Pas depuis la machine.
Depuis que je me suis réveillé.
Je suis caché dans une petite pièce, presque un placard à balais. Ni sombre, ni clair.
C’est comme si tout était pareil, mais différent.
Je tremble de plus en plus. Je ne me contrôle plus.
Je n’y arrive plus.
C’est la fin. Je ne les entends plus. Je les vois.
Je fonds sur eux.
Plus rien n’est important.
Ni fuir. Ni survivre.
Une seule chose m’indique le moment de ma fin.
Une lumière vive, comme surnaturelle.
Bleue.
Rapport du test du Dr ███████ sur SCP-914
Entrée : Sujet D-187, mâle caucasien, 28 ans, 63 kg, hauteur de 173 cm. (réglage : Très Fin)
Sortie : [DONNÉES SUPPRIMÉES]. Le sujet s'est échappé de la cellule de recherche, tuant huit gardes au passage, ainsi que le Dr ███ et le Dr ███████. Le verrouillage fut engagé.
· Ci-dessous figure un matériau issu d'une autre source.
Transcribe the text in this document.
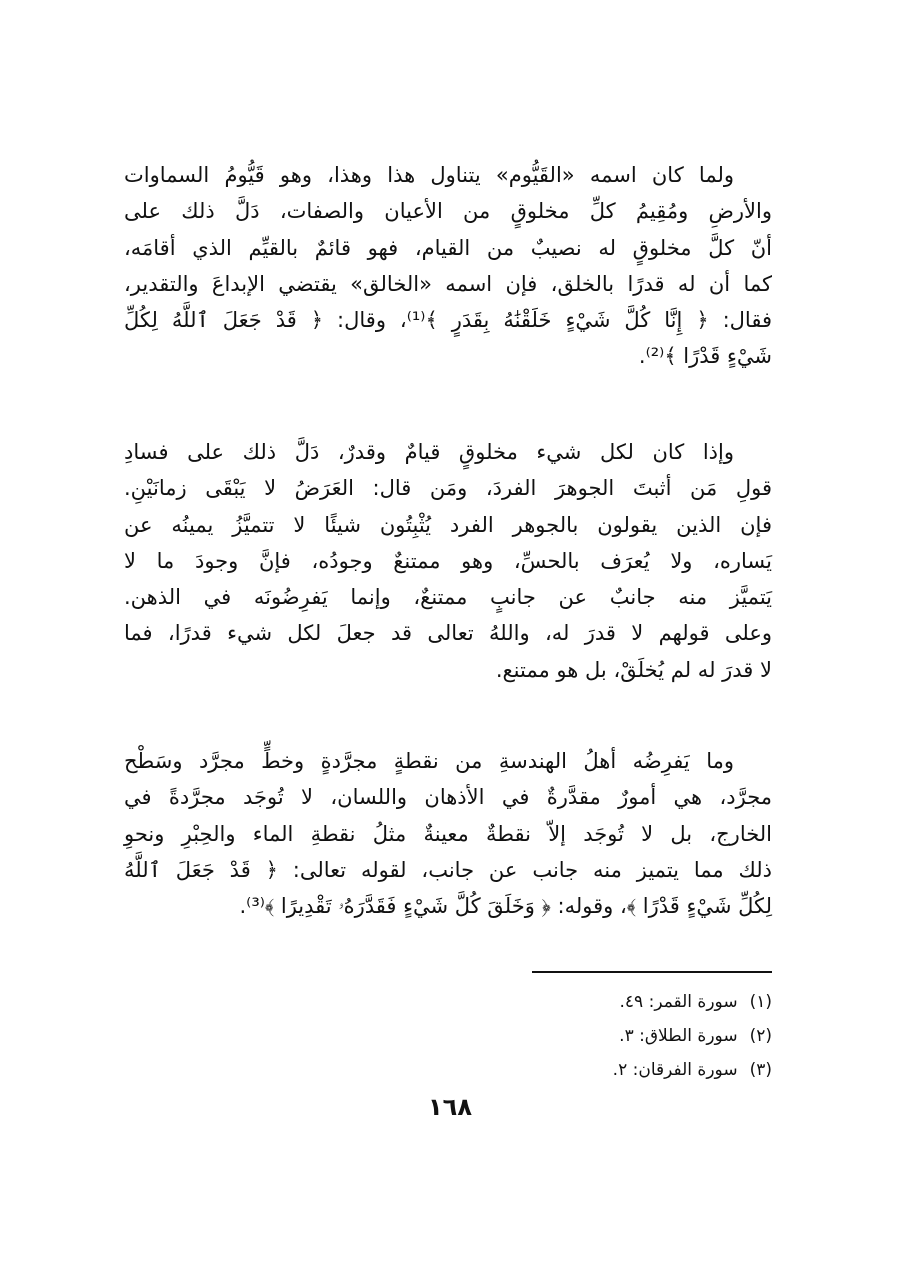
ولما كان اسمه «القَيُّوم» يتناول هذا وهذا، وهو قَيُّومُ السماوات
والأرضِ ومُقِيمُ كلِّ مخلوقٍ من الأعيان والصفات، دَلَّ ذلك على
أنّ كلَّ مخلوقٍ له نصيبٌ من القيام، فهو قائمٌ بالقيِّم الذي أقامَه،
كما أن له قدرًا بالخلق، فإن اسمه «الخالق» يقتضي الإبداعَ والتقدير،
فقال: ﴿ إِنَّا كُلَّ شَيْءٍ خَلَقْنَٰهُ بِقَدَرٍ ﴾⁽¹⁾، وقال: ﴿ قَدْ جَعَلَ ٱللَّهُ لِكُلِّ
شَيْءٍ قَدْرًا ﴾⁽²⁾.
وإذا كان لكل شيء مخلوقٍ قيامٌ وقدرٌ، دَلَّ ذلك على فسادِ
قولِ مَن أثبتَ الجوهرَ الفردَ، ومَن قال: العَرَضُ لا يَبْقَى زمانَيْنِ.
فإن الذين يقولون بالجوهر الفرد يُثْبِتُون شيئًا لا تتميَّزُ يمينُه عن
يَساره، ولا يُعرَف بالحسِّ، وهو ممتنعٌ وجودُه، فإنَّ وجودَ ما لا
يَتميَّز منه جانبٌ عن جانبٍ ممتنعٌ، وإنما يَفرِضُونَه في الذهن.
وعلى قولهم لا قدرَ له، واللهُ تعالى قد جعلَ لكل شيء قدرًا، فما
لا قدرَ له لم يُخلَقْ، بل هو ممتنع.
وما يَفرِضُه أهلُ الهندسةِ من نقطةٍ مجرَّدةٍ وخطٍّ مجرَّد وسَطْح
مجرَّد، هي أمورٌ مقدَّرةٌ في الأذهان واللسان، لا تُوجَد مجرَّدةً في
الخارج، بل لا تُوجَد إلاّ نقطةٌ معينةٌ مثلُ نقطةِ الماء والحِبْرِ ونحوِ
ذلك مما يتميز منه جانب عن جانب، لقوله تعالى: ﴿ قَدْ جَعَلَ ٱللَّهُ
لِكُلِّ شَيْءٍ قَدْرًا ﴾، وقوله: ﴿ وَخَلَقَ كُلَّ شَيْءٍ فَقَدَّرَهُۥ تَقْدِيرًا ﴾⁽³⁾.
(١)سورة القمر: ٤٩.
(٢)سورة الطلاق: ٣.
(٣)سورة الفرقان: ٢.
١٦٨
Le sujet entraîna une défaillance de trois zones de confinement SCP en continuant sa tentative d'évasion. L'équipe d'intervention spéciale engagea un tir armé sur le sujet, entrainant des blessures sévères sur le sujet, des pertes de mémoire partielles chez l'équipe d'intervention et des dommages corrosifs au niveau de la plomberie. Le sujet expira quelques heures plus tard, se décomposa en cendres bleues et aveugla une équipe de recherche à proximité.Les tests biologiques avec SCP-914 sont dorénavant interrompus.